Dans cette perspective, du point de vue de Bakou et d’Ankara, attentifs à un scénario et niant en même temps, comme c’est le cas, tout rôle équivaut à un double bluff politique visant à influencer Paris, à projeter le pouvoir diplomatique et informationnel, et à lui rappeler de l’aveu explicite d’objectifs politiques tels que la guerre hybride moderne peut être menée, même entre alliés, au grand jour, par le biais de déclarations et de manœuvres perturbatrices. Comme si la logique de la conflictualité était désormais dédouanée, même entre pays peu susceptibles de parvenir à une confrontation directe sur la base d’affrontements sur des théâtres objectivement mineurs.

Les périphéries au centre

Les données stratégiques à observer portent sur le thème de la centralisation des périphéries et de la possibilité d’une déstabilisation tous azimuts des contextes critiques aussi par des acteurs régionaux ou locaux très éloignés de leur propre territoire, avec le potentiel d’intelligence nécessaire, d’influence et de puissance économique. Parmi les capitales rivales de l’Occident, en particulier Moscou et Pékin, certains auront pris acte de cette phase où chaque périphérie peut se transformer en centre d’une confrontation déstabilisatrice. C’est valable pour les manœuvres du bloc euro-atlantique contre ses adversaires (pensons à la question des droits de l’homme dans la province chinoise du Xinjiang, périphérie de la périphérie, utilisée comme arme politique), c’est aussi valable pour le front opposé.

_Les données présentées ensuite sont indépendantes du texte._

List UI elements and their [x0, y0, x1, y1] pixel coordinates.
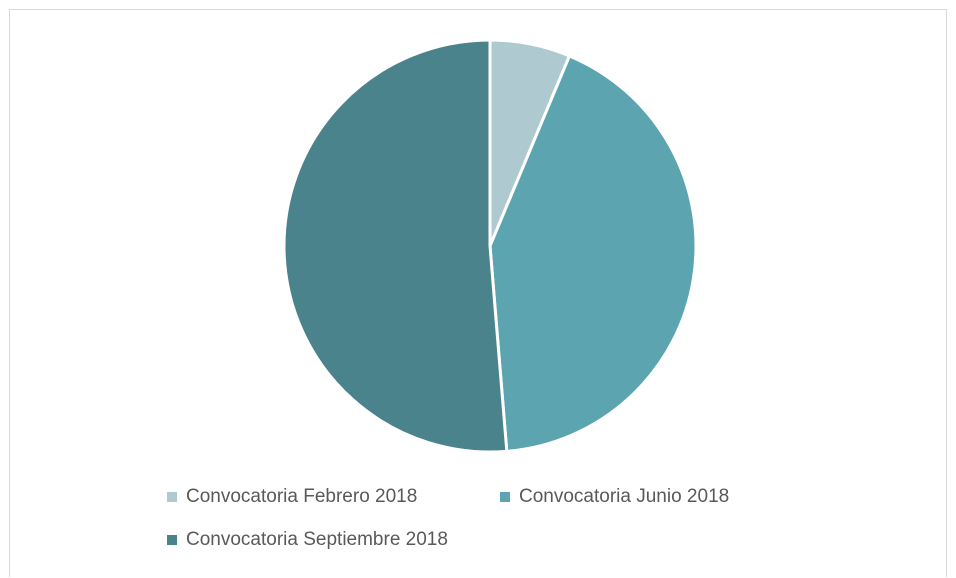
pie-chart	[282, 38, 698, 454]
legend-item-2: Convocatoria Septiembre 2018	[167, 529, 448, 551]
pie-slice-2	[282, 38, 509, 454]
legend-item-0: Convocatoria Febrero 2018	[167, 486, 417, 508]
pie-slices	[282, 38, 698, 454]
legend-label-0: Convocatoria Febrero 2018	[186, 486, 418, 507]
legend-label-1: Convocatoria Junio 2018	[519, 486, 730, 507]
legend-item-1: Convocatoria Junio 2018	[500, 486, 729, 508]
legend-swatch-0	[167, 492, 177, 502]
chart-area: Convocatoria Febrero 2018 Convocatoria J…	[9, 9, 947, 577]
legend-swatch-2	[167, 535, 177, 545]
legend-label-2: Convocatoria Septiembre 2018	[186, 529, 448, 550]
pie-slice-1	[488, 54, 698, 453]
legend-swatch-1	[500, 492, 510, 502]
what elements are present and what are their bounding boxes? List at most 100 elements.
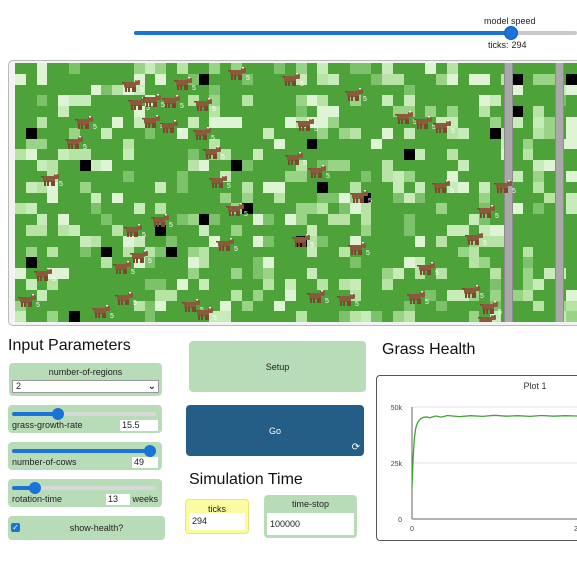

Dans les cas les plus radicaux, peu importe «que ce soit l’Ouest ou l’Est qui déstabilise une périphérie», l’objectif est toujours le même : «on met le feu dans le bâtiment pour alerter tout le quartier, parfois dans l’espoir (l’attente) que les flammes engloutissent tout le bloc». À d’autres moments, «on met le feu dans une cour pour forcer les locataires à sortir de chez eux, profitant de leur distraction pour mener des actions surprises dans des périmètres laissés sans garnison». Ou pour détourner l’attention d’autres théâtres. Dans ce cas, par métaphore, forcer la France à se tourner vers la Nouvelle-Calédonie revient à réduire son attention sur l’Arménie (théâtre d’intérêt de Bakou) ou sur le voisin turc (sur lequel Ankara se projette). Et envoyer un message sur la possibilité d’un aventurisme géopolitique supplémentaire dans des zones de confrontation : Paris trouvera ainsi des rivaux capables d’agir pour le frapper sur les flancs. Autrement dit à la périphérie. Tout cela au grand jour, mais en niant l’évidence des faits.